JB: I wrote a book called the Identity of Man. I never saw the cover of the English edition until the book reached me in print. And yet the artist had understood exactly what was in my mind, by putting on the cover a drawing of the brain and the Mona Lisa, one on top of the other

Is You Is Or Is You Ain't Ma Baby?

ON A FINE NOVEMBER DAY in 1945, late in the afternoon, I was landed on an airstrip in Southern Japan. From there a jeep was to take me over the mountains to join a ship which lay in Nagasaki Harbour. I knew nothing of the country or the distance before us. We drove off; dusk fell; the road rose and fell away, the pine woods came down to the road, straggled on and opened again. I did not know that we had left the open country until unexpectedly I heard the ship's loudspeakers broadcasting dance music.
The opening page of Jacob Bronowski's Science and Human Values
Then suddenly I was aware that we were already at the centre of damage in Nagasaki. The shadows behind me were the skeletons of the Mitsubishi factory buildings, pushed backwards and sideways as if by a giant hand. What I had thought to be broken rocks was a concrete power house with it's roof punched in. I could now make out the outline of two crumpled gasometers; there was a cold furnace festooned with service pipes; otherwise nothing but cockeyed telegraph poles and loops of wire in a bare waste of ashes.
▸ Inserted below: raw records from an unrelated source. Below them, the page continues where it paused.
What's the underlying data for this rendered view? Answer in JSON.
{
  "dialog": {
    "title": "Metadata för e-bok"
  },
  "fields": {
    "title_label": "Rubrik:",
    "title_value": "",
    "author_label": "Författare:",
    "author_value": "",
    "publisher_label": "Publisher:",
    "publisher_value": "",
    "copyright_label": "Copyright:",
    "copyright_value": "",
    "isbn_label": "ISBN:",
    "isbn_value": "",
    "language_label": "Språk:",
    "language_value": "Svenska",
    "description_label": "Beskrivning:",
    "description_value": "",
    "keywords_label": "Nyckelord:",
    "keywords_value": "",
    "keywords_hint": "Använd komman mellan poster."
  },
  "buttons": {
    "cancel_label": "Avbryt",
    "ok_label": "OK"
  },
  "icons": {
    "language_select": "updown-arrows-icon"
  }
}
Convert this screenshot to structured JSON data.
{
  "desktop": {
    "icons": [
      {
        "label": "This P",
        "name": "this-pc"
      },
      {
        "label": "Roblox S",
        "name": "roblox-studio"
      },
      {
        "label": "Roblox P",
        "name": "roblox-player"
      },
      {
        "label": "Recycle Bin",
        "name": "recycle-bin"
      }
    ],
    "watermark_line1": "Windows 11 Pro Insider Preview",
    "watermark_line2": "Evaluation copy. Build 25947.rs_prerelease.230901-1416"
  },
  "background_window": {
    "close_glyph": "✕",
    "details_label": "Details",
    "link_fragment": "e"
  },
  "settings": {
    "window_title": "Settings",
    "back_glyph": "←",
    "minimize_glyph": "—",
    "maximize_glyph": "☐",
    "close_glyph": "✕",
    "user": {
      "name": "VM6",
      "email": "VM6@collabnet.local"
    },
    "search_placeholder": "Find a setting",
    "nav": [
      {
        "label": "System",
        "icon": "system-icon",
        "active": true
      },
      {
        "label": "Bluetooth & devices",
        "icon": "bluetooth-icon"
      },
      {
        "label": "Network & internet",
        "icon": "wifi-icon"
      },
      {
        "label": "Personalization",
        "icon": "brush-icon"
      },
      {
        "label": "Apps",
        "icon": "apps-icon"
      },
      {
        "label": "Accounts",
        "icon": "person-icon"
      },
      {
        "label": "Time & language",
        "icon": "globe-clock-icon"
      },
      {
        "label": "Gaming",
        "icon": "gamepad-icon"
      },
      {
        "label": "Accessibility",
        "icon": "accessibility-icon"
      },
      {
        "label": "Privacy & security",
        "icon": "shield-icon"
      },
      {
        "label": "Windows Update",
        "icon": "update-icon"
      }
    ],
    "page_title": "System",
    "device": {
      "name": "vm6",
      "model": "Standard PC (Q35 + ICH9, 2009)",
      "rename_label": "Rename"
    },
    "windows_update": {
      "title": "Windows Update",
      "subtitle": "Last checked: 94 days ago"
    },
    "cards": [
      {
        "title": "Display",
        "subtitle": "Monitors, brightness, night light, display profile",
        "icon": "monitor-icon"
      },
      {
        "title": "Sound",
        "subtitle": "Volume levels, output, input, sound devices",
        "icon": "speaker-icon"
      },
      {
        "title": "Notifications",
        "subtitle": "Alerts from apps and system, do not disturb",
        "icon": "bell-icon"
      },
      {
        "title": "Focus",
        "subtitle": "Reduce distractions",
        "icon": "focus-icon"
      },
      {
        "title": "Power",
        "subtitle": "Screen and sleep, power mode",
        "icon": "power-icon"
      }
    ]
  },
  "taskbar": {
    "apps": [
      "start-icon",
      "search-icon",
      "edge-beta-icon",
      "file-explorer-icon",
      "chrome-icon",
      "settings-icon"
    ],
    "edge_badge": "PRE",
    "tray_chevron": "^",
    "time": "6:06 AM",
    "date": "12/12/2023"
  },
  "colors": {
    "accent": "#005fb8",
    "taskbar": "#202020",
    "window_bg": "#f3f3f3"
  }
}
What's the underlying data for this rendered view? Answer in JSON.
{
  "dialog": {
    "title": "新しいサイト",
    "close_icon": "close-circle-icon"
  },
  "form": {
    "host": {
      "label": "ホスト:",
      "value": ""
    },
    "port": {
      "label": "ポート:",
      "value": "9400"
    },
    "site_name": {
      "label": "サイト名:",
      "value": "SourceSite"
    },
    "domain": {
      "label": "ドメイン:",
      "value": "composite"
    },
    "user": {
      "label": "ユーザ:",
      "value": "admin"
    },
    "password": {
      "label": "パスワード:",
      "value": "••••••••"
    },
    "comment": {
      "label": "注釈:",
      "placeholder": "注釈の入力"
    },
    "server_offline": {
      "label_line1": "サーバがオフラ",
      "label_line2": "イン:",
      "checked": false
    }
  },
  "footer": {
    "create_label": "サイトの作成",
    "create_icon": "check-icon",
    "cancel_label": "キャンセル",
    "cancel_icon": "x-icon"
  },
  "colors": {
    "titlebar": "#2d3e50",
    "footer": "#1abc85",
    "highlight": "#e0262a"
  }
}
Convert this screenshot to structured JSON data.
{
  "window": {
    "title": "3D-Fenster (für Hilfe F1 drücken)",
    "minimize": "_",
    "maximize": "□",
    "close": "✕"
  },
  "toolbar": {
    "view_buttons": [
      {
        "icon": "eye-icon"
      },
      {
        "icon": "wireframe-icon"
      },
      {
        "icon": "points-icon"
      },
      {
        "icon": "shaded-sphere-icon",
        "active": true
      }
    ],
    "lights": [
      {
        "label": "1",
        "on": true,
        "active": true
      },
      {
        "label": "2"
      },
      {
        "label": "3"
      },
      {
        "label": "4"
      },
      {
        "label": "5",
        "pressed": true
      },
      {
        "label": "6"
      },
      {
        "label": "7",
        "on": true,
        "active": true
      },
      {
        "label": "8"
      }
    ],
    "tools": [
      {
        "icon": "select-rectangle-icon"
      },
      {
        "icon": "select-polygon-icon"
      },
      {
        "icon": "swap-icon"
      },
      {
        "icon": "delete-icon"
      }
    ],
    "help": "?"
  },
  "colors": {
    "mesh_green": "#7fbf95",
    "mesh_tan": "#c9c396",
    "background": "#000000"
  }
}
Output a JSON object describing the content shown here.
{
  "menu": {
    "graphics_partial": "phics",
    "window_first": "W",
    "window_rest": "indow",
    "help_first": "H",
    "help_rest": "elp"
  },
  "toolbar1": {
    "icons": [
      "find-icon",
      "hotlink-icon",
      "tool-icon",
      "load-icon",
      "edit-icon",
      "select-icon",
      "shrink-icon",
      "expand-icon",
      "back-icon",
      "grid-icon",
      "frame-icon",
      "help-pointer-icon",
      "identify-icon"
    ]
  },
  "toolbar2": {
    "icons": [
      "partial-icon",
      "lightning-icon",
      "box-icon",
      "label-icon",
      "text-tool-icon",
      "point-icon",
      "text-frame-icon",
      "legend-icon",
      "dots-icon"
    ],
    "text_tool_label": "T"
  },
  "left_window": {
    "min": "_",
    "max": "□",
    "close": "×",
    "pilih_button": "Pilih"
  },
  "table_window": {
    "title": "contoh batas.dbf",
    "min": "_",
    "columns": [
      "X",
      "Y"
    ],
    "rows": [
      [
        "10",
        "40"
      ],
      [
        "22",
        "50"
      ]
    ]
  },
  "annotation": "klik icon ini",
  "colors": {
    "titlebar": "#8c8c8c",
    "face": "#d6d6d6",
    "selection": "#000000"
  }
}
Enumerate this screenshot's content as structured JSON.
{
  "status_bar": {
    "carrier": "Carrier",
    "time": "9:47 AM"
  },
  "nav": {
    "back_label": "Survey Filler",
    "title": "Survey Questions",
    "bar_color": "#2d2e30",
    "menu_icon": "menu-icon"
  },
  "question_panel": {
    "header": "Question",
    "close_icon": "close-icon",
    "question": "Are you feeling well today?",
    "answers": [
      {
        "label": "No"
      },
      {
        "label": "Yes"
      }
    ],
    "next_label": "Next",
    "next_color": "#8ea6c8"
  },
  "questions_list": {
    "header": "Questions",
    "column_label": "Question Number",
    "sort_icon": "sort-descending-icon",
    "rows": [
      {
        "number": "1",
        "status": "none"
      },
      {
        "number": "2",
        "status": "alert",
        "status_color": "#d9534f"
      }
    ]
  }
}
I had blundered into this desolate landscape as instantly as one might wake among the craters of the moon.

The moment of recognition when I realised that I was already in Nagasaki is present to me as I write, as vividly as when I lived it. I see the warm night and the meaningless shapes; I can even remember the tune that was coming from the ship. It was a dance tune which had been popular in 1945, and it was called 'Is You Is Or Is You Ain't Ma Baby?'.